Amy Parmenter

Personal information
- Born: 1 August 1997 (age 28) Sydney, New South Wales
- Height: 1.76 m (5 ft 9 in)
- School: SCEGGS Darlinghurst
- University: University of Technology Sydney

Netball career
- Playing positions: WD, C
- Years: Club team / Apps
- 2019–2023: Giants Netball
- 2024–: Melbourne Mavericks

= Amy Parmenter =

Australian netball player

Amy Parmenter (born 1 August 1997) is an Australian netball player in the Suncorp Super Netball league, playing as the Captain for Melbourne Mavericks, for which she also serves as the club's Australian Netball Players’ Association delegate.
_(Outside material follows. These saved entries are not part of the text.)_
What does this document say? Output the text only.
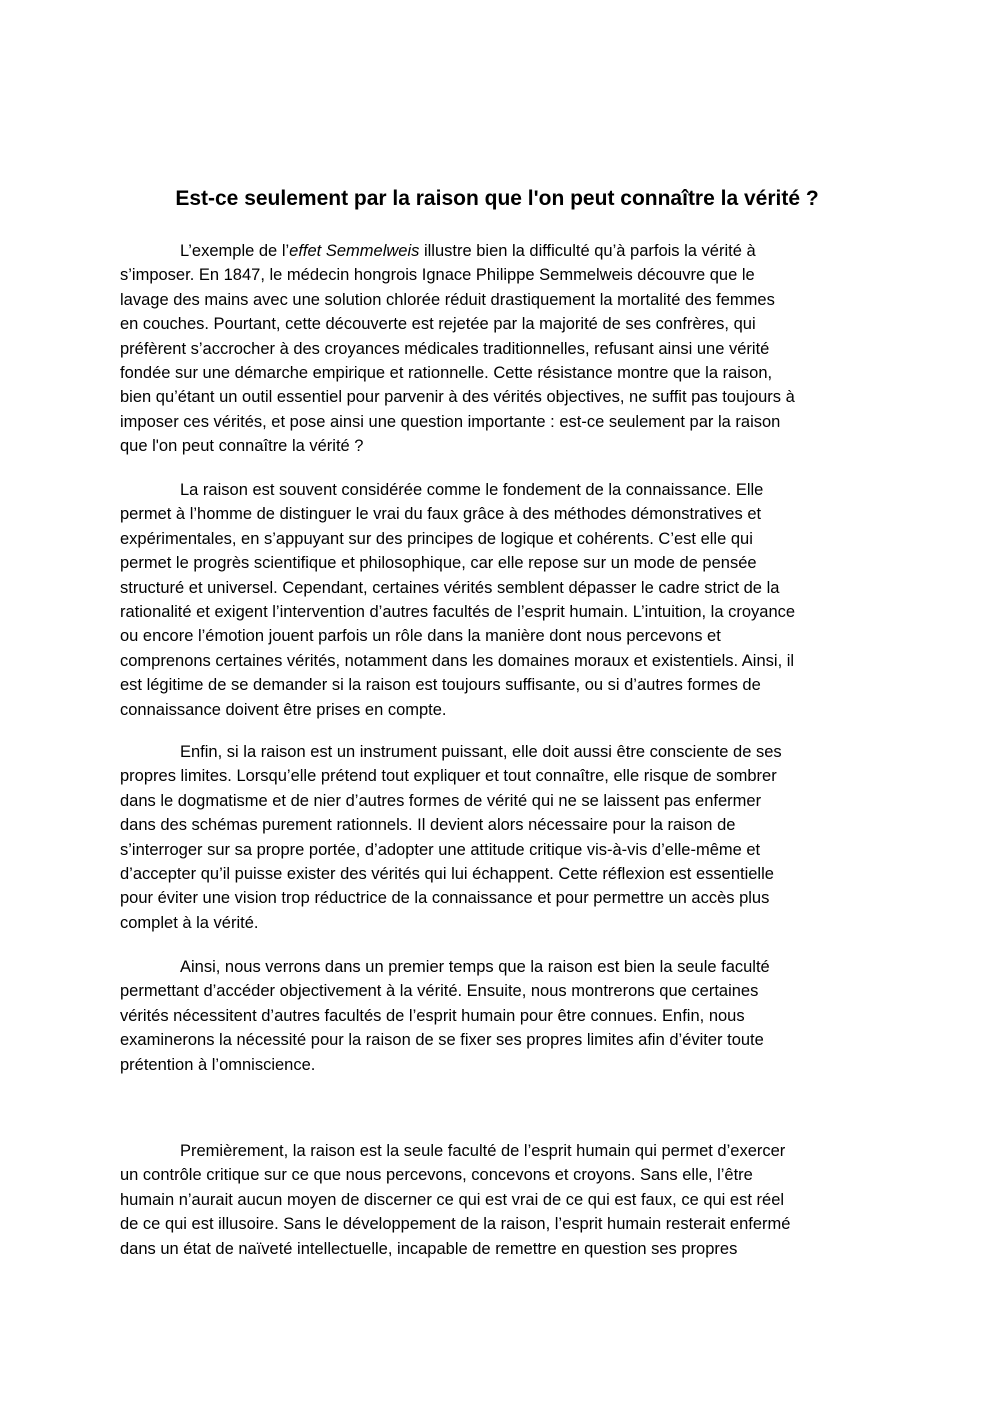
Est-ce seulement par la raison que l'on peut connaître la vérité ?
L’exemple de l’effet Semmelweis illustre bien la difficulté qu’à parfois la vérité à
s’imposer. En 1847, le médecin hongrois Ignace Philippe Semmelweis découvre que le
lavage des mains avec une solution chlorée réduit drastiquement la mortalité des femmes
en couches. Pourtant, cette découverte est rejetée par la majorité de ses confrères, qui
préfèrent s’accrocher à des croyances médicales traditionnelles, refusant ainsi une vérité
fondée sur une démarche empirique et rationnelle. Cette résistance montre que la raison,
bien qu’étant un outil essentiel pour parvenir à des vérités objectives, ne suffit pas toujours à
imposer ces vérités, et pose ainsi une question importante : est-ce seulement par la raison
que l'on peut connaître la vérité ?
La raison est souvent considérée comme le fondement de la connaissance. Elle
permet à l’homme de distinguer le vrai du faux grâce à des méthodes démonstratives et
expérimentales, en s’appuyant sur des principes de logique et cohérents. C’est elle qui
permet le progrès scientifique et philosophique, car elle repose sur un mode de pensée
structuré et universel. Cependant, certaines vérités semblent dépasser le cadre strict de la
rationalité et exigent l’intervention d’autres facultés de l’esprit humain. L’intuition, la croyance
ou encore l’émotion jouent parfois un rôle dans la manière dont nous percevons et
comprenons certaines vérités, notamment dans les domaines moraux et existentiels. Ainsi, il
est légitime de se demander si la raison est toujours suffisante, ou si d’autres formes de
connaissance doivent être prises en compte.
Enfin, si la raison est un instrument puissant, elle doit aussi être consciente de ses
propres limites. Lorsqu’elle prétend tout expliquer et tout connaître, elle risque de sombrer
dans le dogmatisme et de nier d’autres formes de vérité qui ne se laissent pas enfermer
dans des schémas purement rationnels. Il devient alors nécessaire pour la raison de
s’interroger sur sa propre portée, d’adopter une attitude critique vis-à-vis d’elle-même et
d’accepter qu’il puisse exister des vérités qui lui échappent. Cette réflexion est essentielle
pour éviter une vision trop réductrice de la connaissance et pour permettre un accès plus
complet à la vérité.
Ainsi, nous verrons dans un premier temps que la raison est bien la seule faculté
permettant d’accéder objectivement à la vérité. Ensuite, nous montrerons que certaines
vérités nécessitent d’autres facultés de l’esprit humain pour être connues. Enfin, nous
examinerons la nécessité pour la raison de se fixer ses propres limites afin d’éviter toute
prétention à l’omniscience.
Premièrement, la raison est la seule faculté de l’esprit humain qui permet d’exercer
un contrôle critique sur ce que nous percevons, concevons et croyons. Sans elle, l’être
humain n’aurait aucun moyen de discerner ce qui est vrai de ce qui est faux, ce qui est réel
de ce qui est illusoire. Sans le développement de la raison, l’esprit humain resterait enfermé
dans un état de naïveté intellectuelle, incapable de remettre en question ses propres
Parmenter was elevated to the Giants senior ahead of the 2019 season, having been a training partner with Canberra Giants in the Australian Netball League for the previous two years. Before her time in the ANL, Parmenter represented Netball New South Wales and Australia at under 17/19 levels. Parmenter had an outstanding debut season at the Giants, recording the most intercepts of any midcourter in the competition and ending the year by being awarded the Rising Star award.

==Personal life==
Parmenter grew up in Sydney’s eastern suburbs and played junior netball for Randwick Rugby Netball Club in the Randwick Netball Association.

She attended school at SCEGGS Darlinghurst. After leaving school she studied for a law and communications double degree at University of Technology Sydney.

She has English heritage from her late mother who was originally from England.